La firme de sécurité mène quasiment en direct une grande étude quantitative de l’activité des pirates en ligne, et selon ses données, au cours des trois premiers jours qui ont suivi l’invasion, les attaques en ligne contre les secteurs militaire et gouvernemental ukrainiens ont augmenté de 196 %. Elles ont également augmenté modestement contre les organisations privées russes (4 %) et ukrainiennes (0,2 %), alors qu’elles ont simultanément diminué dans la plupart des autres régions du monde.

Depuis lors, les autorités ukrainiennes estiment que quelque 400.000 pirates informatiques multinationaux se sont portés volontaires pour aider leur pays, a déclaré Yuval Wollman, président de la société de cybersécurité CyberProof et ancien directeur général du ministère israélien du renseignement: « Ces volontaires ont créé des perturbations généralisées – en taguant des messages anti-guerre sur les médias russes et en faisant fuir les données des opérations de piratage rivales. Nous n’avons jamais vu un tel niveau d’implication d’acteurs extérieurs sans lien avec le conflit ».

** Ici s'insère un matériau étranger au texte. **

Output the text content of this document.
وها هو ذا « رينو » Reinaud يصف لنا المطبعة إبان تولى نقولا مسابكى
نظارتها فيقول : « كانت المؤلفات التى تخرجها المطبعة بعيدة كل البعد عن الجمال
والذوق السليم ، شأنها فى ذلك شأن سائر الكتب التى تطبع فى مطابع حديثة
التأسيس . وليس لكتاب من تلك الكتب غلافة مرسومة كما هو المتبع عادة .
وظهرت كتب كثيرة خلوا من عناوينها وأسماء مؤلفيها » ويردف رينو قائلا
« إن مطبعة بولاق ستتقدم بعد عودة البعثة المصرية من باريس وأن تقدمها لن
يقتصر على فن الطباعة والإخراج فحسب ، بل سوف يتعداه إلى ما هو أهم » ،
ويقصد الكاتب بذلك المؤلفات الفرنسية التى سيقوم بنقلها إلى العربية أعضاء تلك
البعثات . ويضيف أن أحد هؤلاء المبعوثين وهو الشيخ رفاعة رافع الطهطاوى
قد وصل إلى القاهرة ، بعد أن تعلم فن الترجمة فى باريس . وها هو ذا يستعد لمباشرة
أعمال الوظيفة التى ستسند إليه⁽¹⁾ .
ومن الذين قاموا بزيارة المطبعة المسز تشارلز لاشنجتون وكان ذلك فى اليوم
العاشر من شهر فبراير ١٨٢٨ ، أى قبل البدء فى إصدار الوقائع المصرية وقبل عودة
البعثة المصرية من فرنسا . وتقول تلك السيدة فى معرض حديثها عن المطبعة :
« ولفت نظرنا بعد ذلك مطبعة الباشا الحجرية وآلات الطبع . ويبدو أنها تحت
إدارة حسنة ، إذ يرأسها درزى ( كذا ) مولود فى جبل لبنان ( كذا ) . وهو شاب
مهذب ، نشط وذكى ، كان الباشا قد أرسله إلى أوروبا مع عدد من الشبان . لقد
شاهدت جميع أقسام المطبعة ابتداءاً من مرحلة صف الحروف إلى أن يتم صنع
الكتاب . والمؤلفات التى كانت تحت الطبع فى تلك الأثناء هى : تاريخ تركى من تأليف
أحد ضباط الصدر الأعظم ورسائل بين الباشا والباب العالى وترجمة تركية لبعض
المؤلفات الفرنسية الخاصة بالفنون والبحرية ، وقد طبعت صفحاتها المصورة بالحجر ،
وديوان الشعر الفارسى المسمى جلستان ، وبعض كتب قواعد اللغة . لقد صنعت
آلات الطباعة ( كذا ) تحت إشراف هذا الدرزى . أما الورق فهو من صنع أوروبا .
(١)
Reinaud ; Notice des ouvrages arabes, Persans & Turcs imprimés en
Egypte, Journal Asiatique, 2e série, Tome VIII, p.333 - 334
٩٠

La Russie nie toujours ses offensives informatiques

La Russie passait depuis des années comme un des pays les plus influents sur l’internet, déployant des armées de hackers employés par l’État et capables de mener des attaques coordonnées contre une cible, fut-elle un pays, mais aussi d’influencer une opinion publique à coup de campagnes de désinformation. La Fédération de Russie a toutefois toujours nié mener ce genre d’action numérique agressive ; elle le nie d’ailleurs encore, selon un récent tweet de l’ambassade russe de Washington.

Les données de Check Point Software pointent toutefois vers une baisse de l’activité des pirates du Kremlin, peut-être en vue d’une stratégie basée sur des attaques moins identifiables. Mais aussi peut-être car il leur faut défendre leur territoire numérique. Suite à un appel sur Twitter du ministre ukrainien des Affaires numériques Mykhailo Fedorov, l’Ukraine s’est dotée d’un réseau informel d’alliés fort d’au moins 308.000 membres et qui s’est baptisé « the IT Army of Ukraine ».

Réseau de pirates pro-ukrainiens

Cette constellation de volontés individuelles s’emploie à harceler la cybersécurité russe tout en luttant contre la désinformation du Kremlin, en Russie comme dans les autres pays.

Ces pirates qui se sont trouvé une cause s’attaquent aux sites de l’État russe et tentent de favoriser la transmission d’informations venant d’autres sources auprès de la population du pays. Des piqures de moustique sans doute, pour la machine de guerre de Vladimir Poutine, mais qui pourraient contribuer à effriter encore un peu plus son soutien populaire, déjà fort mis à mal auprès d’une frange de la population.